Em Mais estranho que a ficção essa jornada, própria do gênero épico, também transita
para o romance policial, a tragédia, a comédia, os mitos, e finalmente para as obras em que a
relação entre criador e criatura é evidenciada. Para nossa surpresa, na leitura dessas obras
citadas, sobretudo em Frankestein e Pinóquio, foi possível perceber que a intertextualidade se
manifestou além da simples referência, trazendo toda uma estrutura temática em comum, que
inclui as questões do abandono pelo criador, do confronto entre criador e criatura, da
decadência do criador, da citação como antecipação do desfecho e da obrigatoriedade da
morte do herói como conclusão da estória.
Pela grande variedade de objetos aos quais a análise sobre o filme remete,
contrastando com as delimitação necessária para o trabalho acadêmico, esta pesquisa abre
possibilidade para futuros desdobramentos, dentre eles o aprofundamento da análise no viés
da metalinguagem, a assimilação de outras obras não citadas neste trabalho, e sua aplicação
na sala de aula.
106
O viés da educação, que serviu de elemento motivador para esta pesquisa, já tem sido
trabalho há três anos na Escola Estadual Major Arcy, e o filme Mais estranho que a ficção
tem sido utilizado tanto como ferramenta pedagógica para o ensino da intertextualidade, em
que os alunos realizam o que por nós é chamado de uma quest, buscando encontrar
referências como as trabalhadas nesta pesquisa, e após essa atividade o filme serve como
inspiração para um projeto de criação de personagens.
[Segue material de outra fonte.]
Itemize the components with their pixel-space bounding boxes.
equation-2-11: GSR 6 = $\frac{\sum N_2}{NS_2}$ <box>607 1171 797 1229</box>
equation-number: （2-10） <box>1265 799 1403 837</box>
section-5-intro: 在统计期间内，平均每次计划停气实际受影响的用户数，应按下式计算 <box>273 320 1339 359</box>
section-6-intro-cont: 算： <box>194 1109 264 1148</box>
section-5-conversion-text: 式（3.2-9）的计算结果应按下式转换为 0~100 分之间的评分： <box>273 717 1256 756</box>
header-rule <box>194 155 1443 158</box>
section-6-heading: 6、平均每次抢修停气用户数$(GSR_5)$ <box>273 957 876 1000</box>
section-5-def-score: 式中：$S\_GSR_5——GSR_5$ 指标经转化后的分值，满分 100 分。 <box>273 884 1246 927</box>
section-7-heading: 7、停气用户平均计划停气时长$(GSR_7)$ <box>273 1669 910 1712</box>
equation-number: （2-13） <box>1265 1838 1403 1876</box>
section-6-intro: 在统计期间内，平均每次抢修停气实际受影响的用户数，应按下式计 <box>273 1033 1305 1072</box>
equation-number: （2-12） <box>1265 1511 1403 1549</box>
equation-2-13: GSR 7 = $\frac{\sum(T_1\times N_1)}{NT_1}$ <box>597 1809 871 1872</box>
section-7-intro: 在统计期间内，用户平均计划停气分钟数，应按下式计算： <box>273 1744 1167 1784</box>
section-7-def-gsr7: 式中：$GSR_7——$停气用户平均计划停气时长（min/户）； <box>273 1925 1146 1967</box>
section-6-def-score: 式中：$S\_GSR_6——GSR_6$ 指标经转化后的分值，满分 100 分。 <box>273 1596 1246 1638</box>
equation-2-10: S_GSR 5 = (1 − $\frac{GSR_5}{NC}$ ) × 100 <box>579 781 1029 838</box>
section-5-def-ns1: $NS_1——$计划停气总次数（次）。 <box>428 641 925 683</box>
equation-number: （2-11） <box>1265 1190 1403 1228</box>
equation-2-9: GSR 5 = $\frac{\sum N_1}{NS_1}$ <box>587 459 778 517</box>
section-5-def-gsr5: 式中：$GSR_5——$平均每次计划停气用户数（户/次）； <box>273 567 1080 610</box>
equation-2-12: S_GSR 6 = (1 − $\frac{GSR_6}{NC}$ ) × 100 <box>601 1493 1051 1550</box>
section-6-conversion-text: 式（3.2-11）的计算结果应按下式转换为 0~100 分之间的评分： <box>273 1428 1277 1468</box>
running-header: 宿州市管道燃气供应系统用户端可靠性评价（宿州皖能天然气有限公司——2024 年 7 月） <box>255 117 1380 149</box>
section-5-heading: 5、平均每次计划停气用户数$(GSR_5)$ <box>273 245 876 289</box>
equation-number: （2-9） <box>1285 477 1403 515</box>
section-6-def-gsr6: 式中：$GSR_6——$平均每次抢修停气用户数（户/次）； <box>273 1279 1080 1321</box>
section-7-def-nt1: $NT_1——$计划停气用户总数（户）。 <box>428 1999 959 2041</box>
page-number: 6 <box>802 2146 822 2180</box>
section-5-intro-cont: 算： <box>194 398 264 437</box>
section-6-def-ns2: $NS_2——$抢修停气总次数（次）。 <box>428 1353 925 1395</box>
Este trabalho prático, da mesma
maneira como aconteceu nesta pesquisa, comprovou que a intertextualidade e seu estudo
podem ser utilizados como formas de incentivo à leitura, visto que alunos e professor sentiram
a necessidade de conhecer obras citadas no filme das quais ainda não eram familiarizados.
Esta análise também traz luz sobre o problema da falta de leitura entre os jovens:
como Barthes afirma, um dos prazeres no texto está na intertextualidade, quando o leitor
reconhece, mesmo inconscientemente, algo já visto. O aluno em idade escolar não tem ainda
um repertório vasto o suficiente para tal reconhecimento e, portanto, sua leitura é menos
prazerosa. Ao trazer para sala de aula textos, filmes, músicas e outros recursos em que a
intertextualidade esteja presente, ou até mesmo possibilitando que os alunos o façam, é
possível formar leitores que busquem a Literatura como forma de prazer, e não uma simples
obrigação escolar, pois como afirma Robert Zajonc (2001), quanto mais se vê, mais se gosta.